Sur les dépens et l'article 700 du code de procédure civile

L'omission de statuer de la société Rapide Sandwiches ayant été rejetée, il y a lieu d'infirmer l'ordonnance entreprise en ce qu'elle a condamné la société Lys Martagon aux dépens de l'instance en omission de statuer.

La société Rapide Sandwiches sera donc condamnée aux dépens de première instance et d'appel résultant de la procédure en omission de statuer avec distraction au profit de la SCP Badie-Simon-Thibaud Juston, avocats aux offres de droit en application de l'article 699 du code de procédure civile.

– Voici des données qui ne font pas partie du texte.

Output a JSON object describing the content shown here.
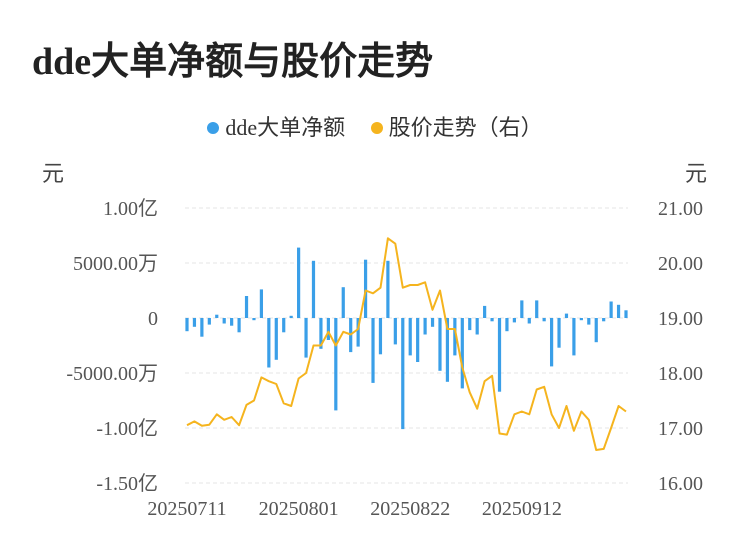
{
  "title": "dde大单净额与股价走势",
  "legend": {
    "dde": "dde大单净额",
    "price": "股价走势（右）"
  },
  "colors": {
    "bar": "#3a9fe8",
    "line": "#f5b41e",
    "grid": "#e6e6e6"
  },
  "units": {
    "left": "元",
    "right": "元"
  },
  "chart_data": {
    "type": "bar+line",
    "left_axis": {
      "ticks": [
        {
          "value": 100000000,
          "label": "1.00亿"
        },
        {
          "value": 50000000,
          "label": "5000.00万"
        },
        {
          "value": 0,
          "label": "0"
        },
        {
          "value": -50000000,
          "label": "-5000.00万"
        },
        {
          "value": -100000000,
          "label": "-1.00亿"
        },
        {
          "value": -150000000,
          "label": "-1.50亿"
        }
      ],
      "ylim": [
        -150000000,
        100000000
      ]
    },
    "right_axis": {
      "ticks": [
        {
          "value": 21,
          "label": "21.00"
        },
        {
          "value": 20,
          "label": "20.00"
        },
        {
          "value": 19,
          "label": "19.00"
        },
        {
          "value": 18,
          "label": "18.00"
        },
        {
          "value": 17,
          "label": "17.00"
        },
        {
          "value": 16,
          "label": "16.00"
        }
      ],
      "ylim": [
        16,
        21
      ]
    },
    "x_ticks": [
      {
        "index": 0,
        "label": "20250711"
      },
      {
        "index": 15,
        "label": "20250801"
      },
      {
        "index": 30,
        "label": "20250822"
      },
      {
        "index": 45,
        "label": "20250912"
      }
    ],
    "dde_net": [
      -12000000,
      -8000000,
      -17000000,
      -6000000,
      3000000,
      -5000000,
      -7000000,
      -13000000,
      20000000,
      -2000000,
      26000000,
      -45000000,
      -38000000,
      -13000000,
      2000000,
      64000000,
      -36000000,
      52000000,
      -28000000,
      -20000000,
      -84000000,
      28000000,
      -31000000,
      -26000000,
      53000000,
      -59000000,
      -33000000,
      52000000,
      -24000000,
      -101000000,
      -34000000,
      -40000000,
      -15000000,
      -8000000,
      -48000000,
      -58000000,
      -34000000,
      -64000000,
      -11000000,
      -15000000,
      11000000,
      -3000000,
      -67000000,
      -12000000,
      -4000000,
      16000000,
      -5000000,
      16000000,
      -3000000,
      -44000000,
      -27000000,
      4000000,
      -34000000,
      -2000000,
      -6000000,
      -22000000,
      -3000000,
      15000000,
      12000000,
      7000000
    ],
    "price": [
      17.05,
      17.12,
      17.04,
      17.06,
      17.25,
      17.15,
      17.2,
      17.05,
      17.42,
      17.5,
      17.92,
      17.85,
      17.8,
      17.45,
      17.4,
      17.9,
      18.0,
      18.5,
      18.5,
      18.75,
      18.5,
      18.75,
      18.7,
      18.8,
      19.5,
      19.45,
      19.55,
      20.45,
      20.35,
      19.55,
      19.6,
      19.6,
      19.65,
      19.15,
      19.5,
      18.8,
      18.8,
      18.1,
      17.65,
      17.35,
      17.85,
      17.95,
      16.9,
      16.88,
      17.25,
      17.3,
      17.25,
      17.7,
      17.75,
      17.25,
      17.0,
      17.4,
      16.95,
      17.3,
      17.15,
      16.6,
      16.62,
      17.0,
      17.4,
      17.3
    ]
  }
}
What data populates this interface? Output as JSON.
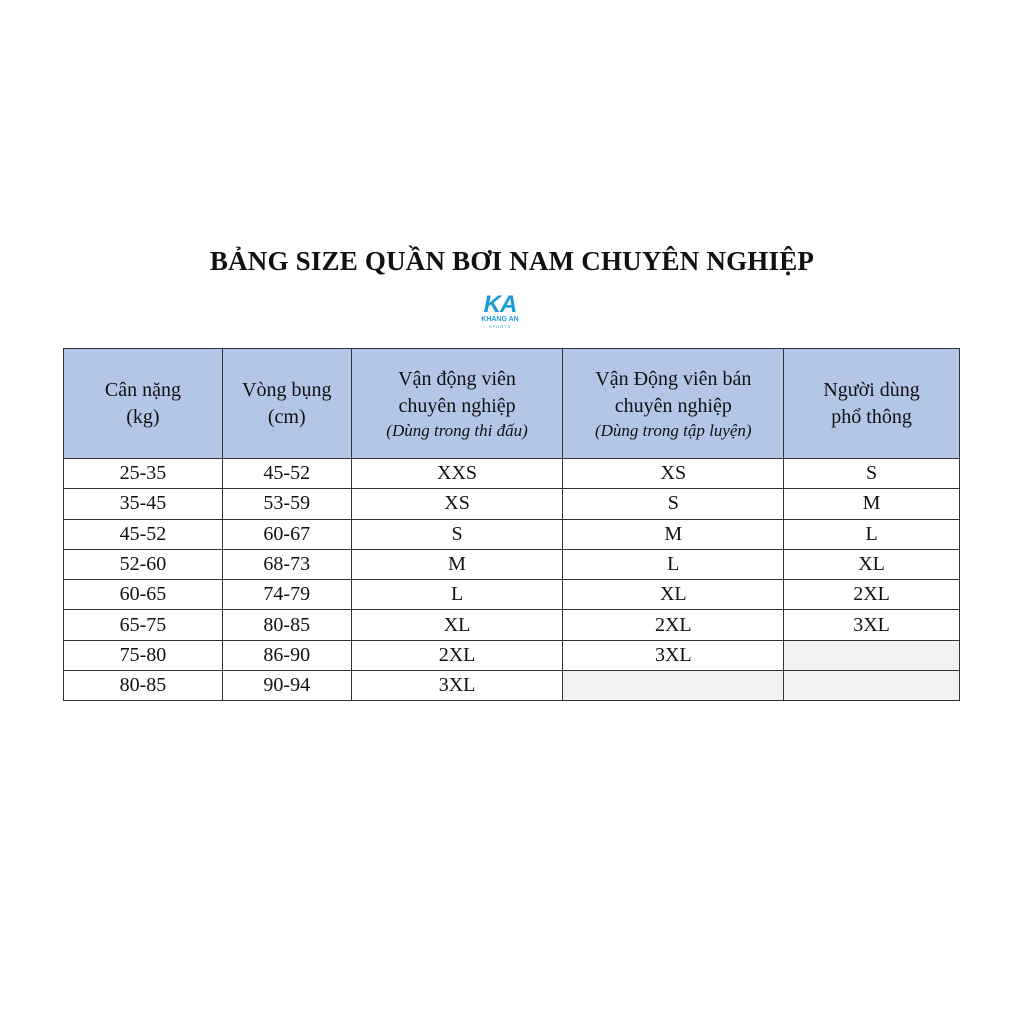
{
  "title": "BẢNG SIZE QUẦN BƠI NAM CHUYÊN NGHIỆP",
  "logo": {
    "mark": "KA",
    "name": "KHANG AN",
    "tagline": "SPORTS",
    "color": "#1b9ad6"
  },
  "table": {
    "headers": [
      {
        "line1": "Cân nặng",
        "line2": "(kg)",
        "sub": ""
      },
      {
        "line1": "Vòng bụng",
        "line2": "(cm)",
        "sub": ""
      },
      {
        "line1": "Vận động viên",
        "line2": "chuyên nghiệp",
        "sub": "(Dùng trong thi đấu)"
      },
      {
        "line1": "Vận Động viên bán",
        "line2": "chuyên nghiệp",
        "sub": "(Dùng trong tập luyện)"
      },
      {
        "line1": "Người dùng",
        "line2": "phổ thông",
        "sub": ""
      }
    ],
    "rows": [
      [
        "25-35",
        "45-52",
        "XXS",
        "XS",
        "S"
      ],
      [
        "35-45",
        "53-59",
        "XS",
        "S",
        "M"
      ],
      [
        "45-52",
        "60-67",
        "S",
        "M",
        "L"
      ],
      [
        "52-60",
        "68-73",
        "M",
        "L",
        "XL"
      ],
      [
        "60-65",
        "74-79",
        "L",
        "XL",
        "2XL"
      ],
      [
        "65-75",
        "80-85",
        "XL",
        "2XL",
        "3XL"
      ],
      [
        "75-80",
        "86-90",
        "2XL",
        "3XL",
        ""
      ],
      [
        "80-85",
        "90-94",
        "3XL",
        "",
        ""
      ]
    ],
    "header_bg": "#b4c6e7",
    "empty_bg": "#f2f2f2"
  }
}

L'équité commande en outre de condamner la société Rapide Sandwiches à verser à la société Lys Martagon la somme de 1 000 euros au titre de l'article 700 du code de procédure civile pour les frais exposés dans le cadre de la présente procédure non compris dans les dépens.

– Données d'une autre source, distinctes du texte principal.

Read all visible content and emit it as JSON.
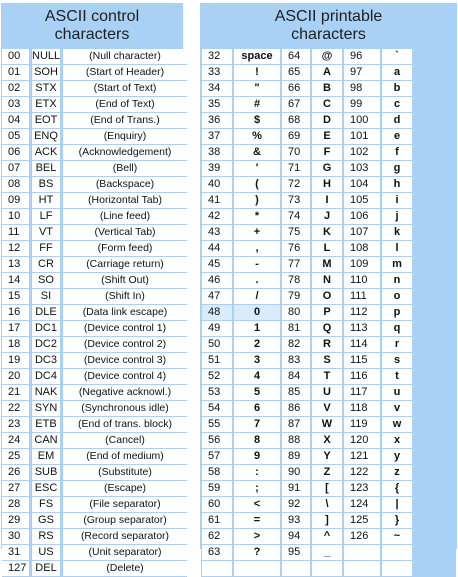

En revanche, l'équité ne commande pas de faire application des mêmes dispositions en faveur du syndicat des copropriétaires de l'immeuble [Adresse 5], représenté par son syndic en exercice, de sorte qu'il sera débouté de sa demande formée de ce chef.

PAR CES MOTIFS

La cour,

Infirme l'ordonnance entreprise en date du 15 septembre 2022 rendue par le juge des référés du tribunal jucidiaire de Grasse sur requête en omission de statuer en toutes ses dispositions ;

Statuant à nouveau et y ajoutant ;

Rejette la requête en omission de statuer présentée par la SARL Rapide Sandwiches ;

Déboute la SCI Lys Martagon de sa demande de voir déclarer irrecevables les demandes de la SARL Rapide Sandwiches ;

Condamne la SARL Rapide Sandwiches à verser à la SCI Lys Martagon la somme de 1 000 euros au titre de l'article 700 du code de procédure civile pour les frais exposés en première instance et en appel non compris dans les dépens ;

Déboute le syndicat des copropriétaires de l'immeuble [Adresse 5], représenté par son syndic en exercice, de sa demande formulée sur le même fondement ;

Condamne la SARL Rapide Sandwiches aux entiers dépens de première instance et de la procédure d'appel avec distraction au profit de la SCP Badie-Simon-Thibaud Juston, avocats aux offres de droit en application de l'article 699 du code de procédure civile.